In contrast, Biden's positive test comes after he received two initial doses of the Pfizer-BioNTech vaccine and two booster shots, reducing the risk of severe disease, and also after a slew of senior administration officials have tested positive - including 81-year-old Anthony Fauci, who suffered an infection this summer and has returned to work.

"We have said for some time that there was a substantial possibility that the President - like anyone else - could get COVID," White House Chief of Staff Ron Klain wrote colleagues on Thursday. Klain also took to Twitter to share commentary that Biden was right to adopt an increasingly visible public role, after spending much of the first year of his presidency physically removed from others.

"Would the country have been better off had Biden remained extremely physically isolated from other people, avoided travel, etc., a la [Russian President Vladimir] Putin?" journalist Nate Silver asked in a tweet amplified by Klain. "I tend not to think so."

That public role has relied on the White House's vaccination-focused strategy, with Biden initially echoing the assertions of public health experts that the shots also protected against infections - a claim that a then-new delta variant would turn on its head last summer.

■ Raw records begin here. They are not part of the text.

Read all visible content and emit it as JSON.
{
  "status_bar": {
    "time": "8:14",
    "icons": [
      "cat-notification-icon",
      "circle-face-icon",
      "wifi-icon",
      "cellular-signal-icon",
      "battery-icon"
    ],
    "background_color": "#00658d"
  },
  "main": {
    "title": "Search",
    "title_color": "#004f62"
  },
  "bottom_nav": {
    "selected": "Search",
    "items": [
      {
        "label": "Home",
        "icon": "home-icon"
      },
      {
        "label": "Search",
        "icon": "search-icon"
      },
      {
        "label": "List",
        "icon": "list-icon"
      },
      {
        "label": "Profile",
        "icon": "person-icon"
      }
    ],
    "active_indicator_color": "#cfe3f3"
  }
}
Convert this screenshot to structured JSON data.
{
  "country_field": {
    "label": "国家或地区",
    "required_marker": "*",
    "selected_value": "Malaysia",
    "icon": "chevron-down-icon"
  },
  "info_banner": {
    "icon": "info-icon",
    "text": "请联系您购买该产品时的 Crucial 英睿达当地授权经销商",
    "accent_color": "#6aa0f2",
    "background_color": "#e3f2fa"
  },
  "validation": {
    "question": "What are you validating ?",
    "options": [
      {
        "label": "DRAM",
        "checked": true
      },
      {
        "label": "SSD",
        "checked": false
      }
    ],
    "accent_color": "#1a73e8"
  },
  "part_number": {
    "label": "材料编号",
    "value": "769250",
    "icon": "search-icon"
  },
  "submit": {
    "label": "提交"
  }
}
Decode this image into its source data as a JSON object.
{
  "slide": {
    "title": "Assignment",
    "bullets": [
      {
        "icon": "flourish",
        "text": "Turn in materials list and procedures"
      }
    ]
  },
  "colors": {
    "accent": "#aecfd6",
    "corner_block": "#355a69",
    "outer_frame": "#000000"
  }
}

"You're not going to get covid if you have these vaccinations," Biden said on July 21, 2021, at a CNN town hall - a year to the day before the president would test positive.

Asked this week what should be done about the nation's rising case count, the president had a two-word response: Get vaccinated.

"We have the capacity to control it," Biden said Wednesday, adding a message for holdouts. "They should get vaccinated now."

Experts such as Boston University's Raifman contend that the White House has remained too focused on vaccinations, even as variants have evolved to dodge some protections - and not enough on mitigations such as social distancing and mask-wearing.

"This all started with a premature back-to-normal [declaration] that we then didn't correct when there was a delta surge, or when there was an omicron surge," said Raifman, referencing a White House celebration last summer. "I'm very worried about not correcting again on new variants," she added.

Beatrice Adler-Bolton, who co-hosts the podcast with Vierkant and who is immunocompromised, said she was concerned by the White House's message that the president was working through his illness - particularly after her own infection last winter left her with complications for three months.

"It contributes to this idea that we are living in a moment where covid is no longer disruptive, which obviously doesn't match a lot of the day-to-day experiences of working people diagnosed with covid," she said.